The Italian Almanac


Italian News - February 14

A philanthropist has stepped forward to fund excavations at the ancient city of Herculaneum in Italy, where scholars believe a Roman library lies buried beneath 3m of lava from the eruption of Mount Vesuvius in AD79. David W. Packard, whose family helped to found the Hewlett-Packard computer company, is concerned that the site may be poorly conserved or that excavation of the library may not continue unless he underwrites the work.

"It is hard to imagine anything more exciting than excavating at Herculaneum," said Mr Packard, who is channeling the money through a family institute. "We have spent around $2 million so far, much of it on conservation work. We have tried to work closely with the Italians, who have all the skills needed. But we can offer a degree of independence and financial security."

There has been concern in academic circles that the already excavated parts of the Roman city are falling into disrepair and that there are no plans for excavating the Villa of the Papyri. The building, which contains the library, once belonged to Julius Caesar's father-in-law. The villa is regarded as one of the most important unexcavated sites in Italy. Previous exploratory digs unearthed 1800 charred manuscripts, many of them unknown or known only through references in other works.
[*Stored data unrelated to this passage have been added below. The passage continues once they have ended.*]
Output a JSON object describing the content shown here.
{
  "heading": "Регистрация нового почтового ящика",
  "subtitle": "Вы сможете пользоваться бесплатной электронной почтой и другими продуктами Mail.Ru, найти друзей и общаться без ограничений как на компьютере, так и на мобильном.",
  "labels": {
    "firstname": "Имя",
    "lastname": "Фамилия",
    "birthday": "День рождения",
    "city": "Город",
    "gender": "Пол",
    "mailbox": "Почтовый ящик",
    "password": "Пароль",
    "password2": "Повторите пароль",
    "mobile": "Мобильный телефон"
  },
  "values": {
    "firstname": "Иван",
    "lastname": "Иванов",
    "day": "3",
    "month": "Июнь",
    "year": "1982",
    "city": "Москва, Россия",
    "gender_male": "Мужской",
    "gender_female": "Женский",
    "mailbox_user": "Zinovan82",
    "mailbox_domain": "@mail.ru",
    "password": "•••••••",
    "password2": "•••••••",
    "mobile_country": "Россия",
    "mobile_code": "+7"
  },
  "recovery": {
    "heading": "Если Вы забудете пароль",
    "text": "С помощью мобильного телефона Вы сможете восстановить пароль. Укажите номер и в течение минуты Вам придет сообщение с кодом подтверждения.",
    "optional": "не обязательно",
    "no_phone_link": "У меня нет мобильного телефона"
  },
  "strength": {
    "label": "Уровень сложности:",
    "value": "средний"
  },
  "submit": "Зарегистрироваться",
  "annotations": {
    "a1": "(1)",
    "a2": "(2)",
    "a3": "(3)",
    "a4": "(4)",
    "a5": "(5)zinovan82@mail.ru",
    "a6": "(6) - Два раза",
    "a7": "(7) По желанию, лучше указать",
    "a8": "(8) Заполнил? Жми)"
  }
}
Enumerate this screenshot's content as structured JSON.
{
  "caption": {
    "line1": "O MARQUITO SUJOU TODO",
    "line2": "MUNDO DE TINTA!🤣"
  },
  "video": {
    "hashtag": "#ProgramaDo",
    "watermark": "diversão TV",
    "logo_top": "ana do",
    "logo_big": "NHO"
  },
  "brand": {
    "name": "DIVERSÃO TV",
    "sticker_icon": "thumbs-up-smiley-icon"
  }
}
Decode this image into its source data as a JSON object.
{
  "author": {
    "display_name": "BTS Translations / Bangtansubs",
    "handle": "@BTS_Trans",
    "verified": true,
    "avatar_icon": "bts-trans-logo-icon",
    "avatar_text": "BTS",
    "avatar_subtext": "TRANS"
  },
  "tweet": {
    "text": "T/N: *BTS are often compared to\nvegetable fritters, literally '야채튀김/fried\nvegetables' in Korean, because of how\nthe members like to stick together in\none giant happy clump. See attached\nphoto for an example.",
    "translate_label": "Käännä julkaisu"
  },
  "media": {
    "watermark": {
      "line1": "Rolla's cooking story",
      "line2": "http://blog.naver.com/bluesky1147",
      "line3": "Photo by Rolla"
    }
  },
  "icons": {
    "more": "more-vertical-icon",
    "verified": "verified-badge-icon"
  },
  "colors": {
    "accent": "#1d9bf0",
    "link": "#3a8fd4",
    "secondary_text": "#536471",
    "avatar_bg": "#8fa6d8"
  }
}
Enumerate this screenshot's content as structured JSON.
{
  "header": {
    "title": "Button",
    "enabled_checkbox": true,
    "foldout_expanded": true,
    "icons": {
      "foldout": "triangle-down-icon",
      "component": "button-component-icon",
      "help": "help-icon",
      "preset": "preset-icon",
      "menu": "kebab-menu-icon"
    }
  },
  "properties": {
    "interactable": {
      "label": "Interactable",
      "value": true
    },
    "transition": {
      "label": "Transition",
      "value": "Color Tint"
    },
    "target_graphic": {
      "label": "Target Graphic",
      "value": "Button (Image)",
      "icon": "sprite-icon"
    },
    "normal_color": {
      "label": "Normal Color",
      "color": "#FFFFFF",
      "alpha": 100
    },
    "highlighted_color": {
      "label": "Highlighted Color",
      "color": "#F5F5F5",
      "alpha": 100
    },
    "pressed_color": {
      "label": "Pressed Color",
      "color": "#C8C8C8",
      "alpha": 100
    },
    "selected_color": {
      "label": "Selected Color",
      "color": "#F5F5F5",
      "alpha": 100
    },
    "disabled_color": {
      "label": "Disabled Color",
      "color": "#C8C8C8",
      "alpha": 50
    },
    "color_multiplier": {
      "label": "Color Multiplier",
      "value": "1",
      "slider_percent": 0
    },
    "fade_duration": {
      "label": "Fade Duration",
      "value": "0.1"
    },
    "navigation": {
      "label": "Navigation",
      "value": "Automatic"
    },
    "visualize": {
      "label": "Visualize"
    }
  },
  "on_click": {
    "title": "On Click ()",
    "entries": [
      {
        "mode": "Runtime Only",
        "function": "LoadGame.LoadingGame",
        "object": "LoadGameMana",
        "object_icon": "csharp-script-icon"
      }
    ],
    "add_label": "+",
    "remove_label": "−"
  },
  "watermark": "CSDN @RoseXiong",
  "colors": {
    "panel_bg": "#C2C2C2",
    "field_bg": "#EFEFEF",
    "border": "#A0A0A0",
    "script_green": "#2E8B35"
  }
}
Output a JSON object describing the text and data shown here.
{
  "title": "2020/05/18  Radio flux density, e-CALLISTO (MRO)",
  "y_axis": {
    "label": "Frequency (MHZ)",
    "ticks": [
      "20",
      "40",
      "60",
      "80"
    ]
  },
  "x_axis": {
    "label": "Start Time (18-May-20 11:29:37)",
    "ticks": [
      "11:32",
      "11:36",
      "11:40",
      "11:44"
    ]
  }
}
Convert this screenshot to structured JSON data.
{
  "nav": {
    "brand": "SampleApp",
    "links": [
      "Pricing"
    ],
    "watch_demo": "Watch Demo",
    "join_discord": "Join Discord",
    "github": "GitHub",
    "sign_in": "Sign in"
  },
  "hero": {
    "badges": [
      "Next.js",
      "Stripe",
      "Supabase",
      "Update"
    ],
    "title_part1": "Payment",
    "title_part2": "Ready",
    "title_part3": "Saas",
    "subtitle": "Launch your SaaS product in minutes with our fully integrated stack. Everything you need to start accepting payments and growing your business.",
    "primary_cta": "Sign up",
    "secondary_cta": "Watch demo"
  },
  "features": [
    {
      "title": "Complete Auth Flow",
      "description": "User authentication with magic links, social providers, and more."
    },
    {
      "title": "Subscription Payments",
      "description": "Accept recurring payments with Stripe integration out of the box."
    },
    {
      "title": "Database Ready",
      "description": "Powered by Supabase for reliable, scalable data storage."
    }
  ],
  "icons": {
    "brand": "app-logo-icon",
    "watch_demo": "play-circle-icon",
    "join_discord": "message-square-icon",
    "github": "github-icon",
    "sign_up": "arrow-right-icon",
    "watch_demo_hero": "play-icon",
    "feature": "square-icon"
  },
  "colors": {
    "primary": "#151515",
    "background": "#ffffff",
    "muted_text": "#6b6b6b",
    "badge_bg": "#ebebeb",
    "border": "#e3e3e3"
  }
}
The scrolls were in crates and it appears that slaves were removing them from the libraries when they were inundated with ash from the eruption. Although the scrolls appeared to be in a poor state, scientists at Oxford University have been able to read them after subjecting them to imaging techniques. It is believed that there are thousands more scrolls in the building, much of which lies beneath the modern town of Ercolano, and that they may include lost works by Aristotle, Livy and Sappho.